Depuis la tenue de la consultation populaire le 7 décembre 2003, la Guadeloupe n’a pas connu de changement institutionnel (et même statutaire) de grande envergure. Alors que les autres départements acquièrent une certaine « autonomie » au fil des années, la Guadeloupe reste jusqu’à ce jour un département français d’outre-mer, une intégration totale à la République française. De ces observations, il convient de se demander quel est l’avenir de la départementalisation à l’ère de la mondialisation. C’est aussi la nécessité de s’interroger sur le devenir de la Guadeloupe en situation post-colonisation, en adoptant une perspective décoloniale et de prendre en considération l’agentivité, la question identitaire ou, tout simplement, la voix des subalternes souvent mise de côté.
La départementalisation à l’ère post-colonisation : constats et perspectives
À suite de la consultation populaire de 2003, bien des choses se sont déroulées aux Antilles françaises : ce fut le cas en Guadeloupe avec le mouvement LKP de janvier-mars 2009, réunissant plus d’une cinquantaine d’organisations syndicales et demandant une revalorisation salariale de 200 euros et dénonçant la « vie chère » faisant rage au sein des départements d’outre-mer. Les accords Bino, nom choisi pour rendre hommage à Jacques Bino, agent des impôts et mort le 18 février 2009, sont signés. Vecteur d’espoir, le mouvement LKP et la signature des accords entre le patronat et le syndicat laisseront un goût amer au sein de la population guadeloupéenne entrainant, les années suivantes, de nouvelles grèves sur le territoire guadeloupéen. Il convient toutefois de souligner l’originalité dans ce mouvement social qui réside dans la résurgence de la question identitaire. Avec le slogan « La Gwadloup sé tan nou, la Gwadloup sé pa ta yo. Yo péké fè sa yo vlé adan péyi an nou », se pose la question du « Nou » versus « Yo ». Comment se définit le Guadeloupéen ? Prend-on en considération les phénotypes pour catégoriser le Guadeloupéen du non-Guadeloupéen ? Prend-on en considération la catégorisation sociale et raciale dans la définition du Guadeloupéen ? S’agit-il d’une dénonciation du système économique guadeloupéen (et caribéen en général) basé sur une hiérarchie de classe, de race, de genre issu de la société de plantation, ancêtre de la société créole ? C’est également en filigrane, l’éternelle question des rapports avec la France qui est remise en question qui est considérée comme un État colonial ou impérialiste pour les militants syndicalistes et nationalistes (et on peut dire même au sein d’une tranche de la population). Considéré comme l’une des porte-parole de l’idéologie indépendantiste-nationaliste, le mouvement LKP sonne le retour assuré de la question identitaire guadeloupéenne et sa complexité dans les débats publics et politiques sur le plan local et national. Ajouter à cela la question de l’eau potable et de sa gestion désastreuse par les autorités publiques compétentes, le drame du CHU de Pointe-à-Pitre, le scandale du chlordécone ou encore d’autres problématiques inhérentes aux Antilles françaises, la départementalisation du 19 mars 1946 semble arriver à son terme. On pourrait même se demander si cette évolution statutaire majeure où l’égalité fut tant recherchée par l’élite locale après la Seconde Guerre mondiale n’était en final qu’un leurre.

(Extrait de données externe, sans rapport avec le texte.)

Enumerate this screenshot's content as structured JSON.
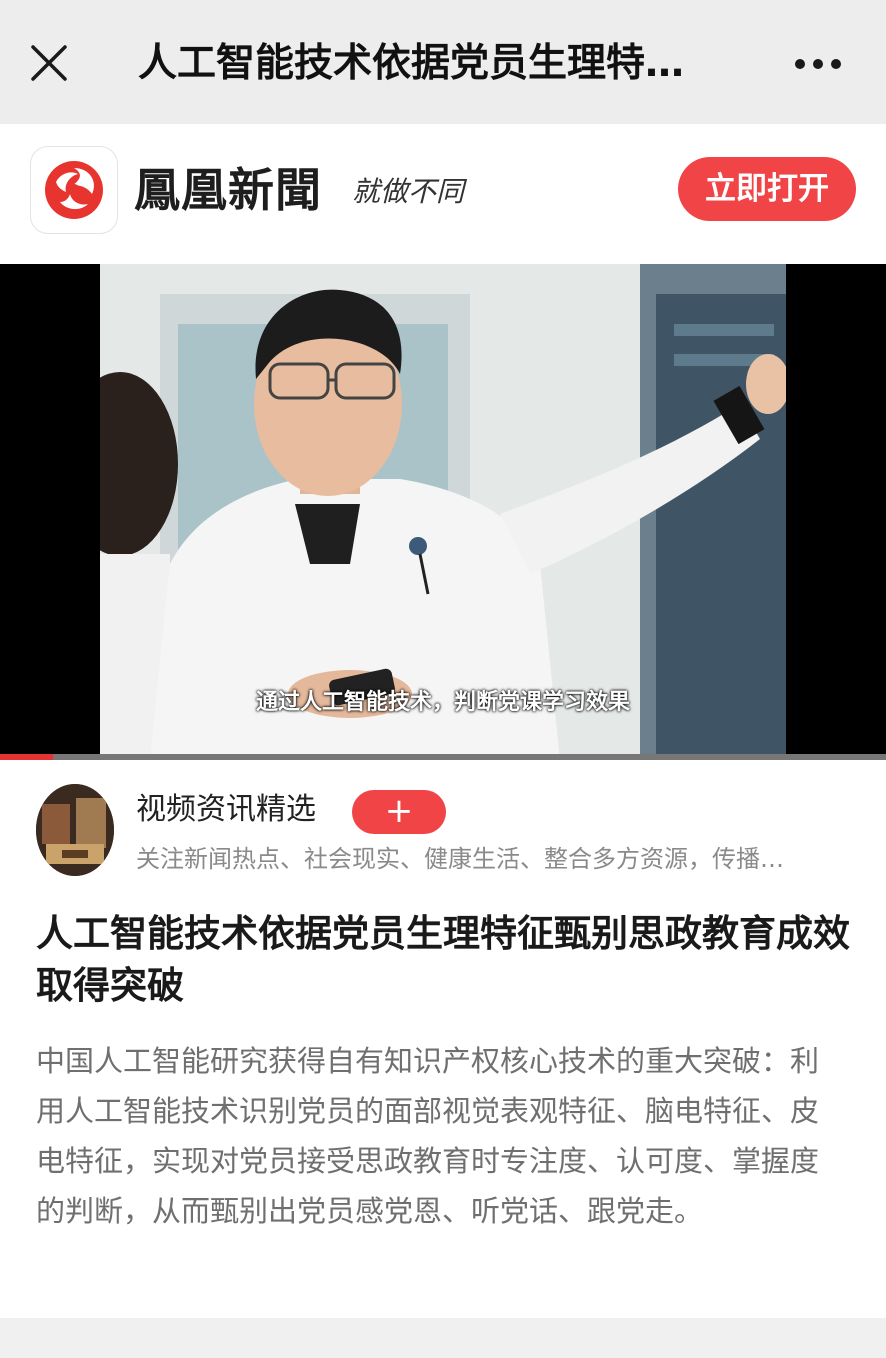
{
  "topbar": {
    "title": "人工智能技术依据党员生理特…",
    "close_icon": "close-icon",
    "more_icon": "more-dots-icon"
  },
  "brand": {
    "name": "鳳凰新聞",
    "slogan": "就做不同",
    "open_button": "立即打开",
    "logo_icon": "phoenix-logo-icon",
    "accent_color": "#f04446"
  },
  "video": {
    "subtitle": "通过人工智能技术，判断党课学习效果",
    "progress": 0.06
  },
  "channel": {
    "name": "视频资讯精选",
    "follow_label": "+",
    "description": "关注新闻热点、社会现实、健康生活、整合多方资源，传播…"
  },
  "article": {
    "title": "人工智能技术依据党员生理特征甄别思政教育成效取得突破",
    "summary": "中国人工智能研究获得自有知识产权核心技术的重大突破：利用人工智能技术识别党员的面部视觉表观特征、脑电特征、皮电特征，实现对党员接受思政教育时专注度、认可度、掌握度的判断，从而甄别出党员感党恩、听党话、跟党走。"
  }
}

L’année 2021 marquera à nouveau le retour de la question identitaire et statutaire en Guadeloupe : sous fond de contestations contre l’obligation vaccinale (COVID-19), les éternelles problématiques datant depuis le vote de la départementalisation de 1946 resurgissent dans les débats publics jusqu’à attirer l’attention de l’exécutif (Sébastien Lecornu, lors d’une visite en Guadeloupe en novembre 2021 lancera de façon abrupte et la question de l’autonomie; sorite qui surprendra l’ensemble de la classe politique locale) . Non loin de là, le 30 novembre 2021, la Barbade, ancienne colonie caribéenne britannique, se sépare définitivement de la Grande-Bretagne devenant ainsi une République; une seconde indépendance comme dirait certains. Ce processus de décolonisation complète fut possible grâce à une réflexion décoloniale engagée depuis des décennies par les autorités politiques locales en place et notamment à la suite du « scandale Windrush de 2018 où des sujets britanniques d’origine caribéenne ont été détenus et, dans certains cas, renvoyés dans leur pays d’origine, car déclarés illégaux, malgré des promesses contraires faites par le gouvernement britannique » et, sans compter le mouvement Black Lives Matter de 2020 ayant permis l’éveil des consciences et notamment sur la condition de l’homme/femme noire dans un monde occidentalocentré et eurocentré devant faire face quotidiennement au racisme systémique et institutionnel, relents de la colonisation.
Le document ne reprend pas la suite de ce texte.